Оркестр Кусевицкого просуществовал до революции и вскоре расформировался. В 1918 году моя мать поступила в оркестр Большого театра по конкурсу. Это тоже явилось своего рода революцией, потому что она была первой женщиной, поступившей в этот оркестр. Тогда женщин не принимали принципиально, но, видимо, революционные веяния сказались и во взглядах на половое равноправие. Очевидно, нужен был разнополый оркестр…
В. Р. А что отец? Он тоже поступил в Большой?
К. К. Насколько я помню, отец в то время пробавлялся другой музыкой… Конкурса в Большой театр, по-моему, не играл, но играл в ресторанах. Причем, это не считалось зазорным и требовало высокой квалификации. Помню, например, в «Национале» с четырех до пяти был час квартетной музыки. Мой отец играл в этом квартете. Утром они репетировали. Публика сидела и пила кофе. И все это не носило базарного характера.
Потом отец поступил работать в Еврейский театр Михоэлса. Этот театр мог считаться музыкальным. Во главе оркестра и всей музыкальной жизни стоял энергичный и талантливый человек — Лев Пульвер. Вся музыка для спектаклей писалась им и он дирижировал. Их спектакли напоминали теперешние мюзиклы. Мой отец, конечно, по-еврейски не знал ни слова. Но поднабравшись жаргонных словечек из разных спектаклей, он часто применял их дома. Так что многое такое мне стало знакомо через руссака-отца. Мать моя, еврейка по происхождению, родилась, однако, православной — ее отец крестился в Риге, будучи присяжным поверенным. (Он сделал это, кажется, не имея возможности получить практику.) Мать по-еврейски не знала ни слова, и это довольно забавно.
В. Р. Рано ли Вас начали учить уму-разуму?
К. К. Да, родители пытались дать мне хорошее образование, хотя достаток наш был не очень большой.
Мои первые воспоминания можно отнести к годам военного коммунизма, начиная лет с пяти-шести, до этого я себя не помню. С продовольствием было трудно. Мы жили на Зубовской площади, в небольшой трехкомнатной квартире, метров двадцати пяти, с маленькой кухонькой. Когда не было топлива, мы набивались в эту кухоньку.
Родители с утра убегали в театр или на «халтуру». «Халтуры» тогда ценились по продовольствию, — скажем, за мешок картошки где-то играли концерт, — и у нас время от времени появлялись продукты. А в кухне можно было поставить полкровати для меня и кровать для родителей. Когда перепадало топливо и надо было готовить пищу, то в кухне было тепло и можно было как-то сносно существовать.

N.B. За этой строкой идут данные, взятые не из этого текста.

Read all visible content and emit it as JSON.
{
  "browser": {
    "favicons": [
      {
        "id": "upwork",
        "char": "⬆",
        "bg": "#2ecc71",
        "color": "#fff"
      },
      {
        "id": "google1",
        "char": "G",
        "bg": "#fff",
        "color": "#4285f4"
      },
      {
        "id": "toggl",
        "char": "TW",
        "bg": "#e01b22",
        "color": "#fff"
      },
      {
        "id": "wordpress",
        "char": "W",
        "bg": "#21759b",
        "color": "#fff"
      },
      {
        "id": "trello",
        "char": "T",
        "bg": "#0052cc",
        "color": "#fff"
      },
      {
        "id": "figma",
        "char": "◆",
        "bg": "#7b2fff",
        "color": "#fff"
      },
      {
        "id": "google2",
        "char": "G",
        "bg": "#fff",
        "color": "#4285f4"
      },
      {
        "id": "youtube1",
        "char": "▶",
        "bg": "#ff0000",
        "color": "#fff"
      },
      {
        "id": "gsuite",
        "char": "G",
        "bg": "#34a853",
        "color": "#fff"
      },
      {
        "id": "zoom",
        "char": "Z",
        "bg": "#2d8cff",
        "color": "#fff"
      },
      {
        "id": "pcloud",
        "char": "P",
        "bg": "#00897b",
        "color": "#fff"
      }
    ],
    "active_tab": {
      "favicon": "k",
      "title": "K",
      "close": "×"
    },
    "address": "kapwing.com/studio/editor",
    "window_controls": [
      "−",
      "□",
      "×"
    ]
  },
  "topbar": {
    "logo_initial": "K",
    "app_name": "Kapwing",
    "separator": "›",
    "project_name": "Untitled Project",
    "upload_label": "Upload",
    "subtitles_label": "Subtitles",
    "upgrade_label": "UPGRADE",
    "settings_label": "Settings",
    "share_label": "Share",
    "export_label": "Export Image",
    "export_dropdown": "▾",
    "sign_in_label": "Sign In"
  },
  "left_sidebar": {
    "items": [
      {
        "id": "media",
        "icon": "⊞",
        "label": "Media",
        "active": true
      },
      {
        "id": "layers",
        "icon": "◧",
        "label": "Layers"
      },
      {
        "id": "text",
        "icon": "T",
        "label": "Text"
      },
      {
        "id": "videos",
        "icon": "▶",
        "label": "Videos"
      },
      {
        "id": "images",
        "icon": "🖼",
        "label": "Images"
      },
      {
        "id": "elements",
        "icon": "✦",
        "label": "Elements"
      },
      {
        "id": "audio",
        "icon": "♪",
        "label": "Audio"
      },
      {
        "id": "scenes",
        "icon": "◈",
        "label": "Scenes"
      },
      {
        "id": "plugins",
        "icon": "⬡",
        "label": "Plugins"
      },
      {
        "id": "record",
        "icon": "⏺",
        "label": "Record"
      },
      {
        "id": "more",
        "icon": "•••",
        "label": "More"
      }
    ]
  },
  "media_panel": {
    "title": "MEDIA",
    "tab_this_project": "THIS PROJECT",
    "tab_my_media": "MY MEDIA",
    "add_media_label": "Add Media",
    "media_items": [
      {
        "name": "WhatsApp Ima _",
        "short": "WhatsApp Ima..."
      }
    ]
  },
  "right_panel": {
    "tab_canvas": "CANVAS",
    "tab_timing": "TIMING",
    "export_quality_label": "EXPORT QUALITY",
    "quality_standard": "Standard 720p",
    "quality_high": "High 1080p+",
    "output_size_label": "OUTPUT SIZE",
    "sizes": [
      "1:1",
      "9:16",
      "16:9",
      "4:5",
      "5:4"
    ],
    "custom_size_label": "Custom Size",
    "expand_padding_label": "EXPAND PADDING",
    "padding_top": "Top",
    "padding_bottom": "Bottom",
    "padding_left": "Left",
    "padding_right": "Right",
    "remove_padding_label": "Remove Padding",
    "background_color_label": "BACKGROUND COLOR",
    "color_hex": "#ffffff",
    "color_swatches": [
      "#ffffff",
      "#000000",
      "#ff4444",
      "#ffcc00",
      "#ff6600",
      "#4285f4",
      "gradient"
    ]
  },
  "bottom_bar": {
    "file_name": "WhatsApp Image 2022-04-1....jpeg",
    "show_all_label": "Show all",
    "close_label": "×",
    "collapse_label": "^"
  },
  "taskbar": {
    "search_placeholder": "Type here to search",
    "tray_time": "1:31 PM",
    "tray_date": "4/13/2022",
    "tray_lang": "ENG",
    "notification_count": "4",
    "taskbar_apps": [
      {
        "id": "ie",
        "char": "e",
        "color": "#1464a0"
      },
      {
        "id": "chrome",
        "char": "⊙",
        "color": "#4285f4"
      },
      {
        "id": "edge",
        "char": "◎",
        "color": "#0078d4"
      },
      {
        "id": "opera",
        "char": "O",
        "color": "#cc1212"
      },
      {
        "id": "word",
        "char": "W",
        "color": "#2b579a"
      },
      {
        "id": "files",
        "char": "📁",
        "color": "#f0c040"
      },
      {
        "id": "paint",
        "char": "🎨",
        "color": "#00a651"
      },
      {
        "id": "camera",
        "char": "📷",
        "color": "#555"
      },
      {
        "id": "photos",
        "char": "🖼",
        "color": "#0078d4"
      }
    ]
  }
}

Хорошо помню мое первое детское горе. Родители под Новый год откуда-то притащили гуся. Гуся зажарили и устроили пир, а оставшиеся шкварки поставили за форточку (там были полки вместо холодильника). Так как я оставался в квартире с утра до вечера один, естественно, у меня возник соблазн эти шкварки поблудить (как это тогда называлось). Я полез за форточку, но шкварок не достал, а, взяв стеклянную миску, уронил ее, разбил стекло, весь изрезался и зареванный забился в свою кровать. Родители пришли и видят: я весь в крови (хотя был порезан, видимо, не сильно), кровь течет, и я плачу. Шкварки мне простили, потому что испуг родителей был больше, чем мой проступок.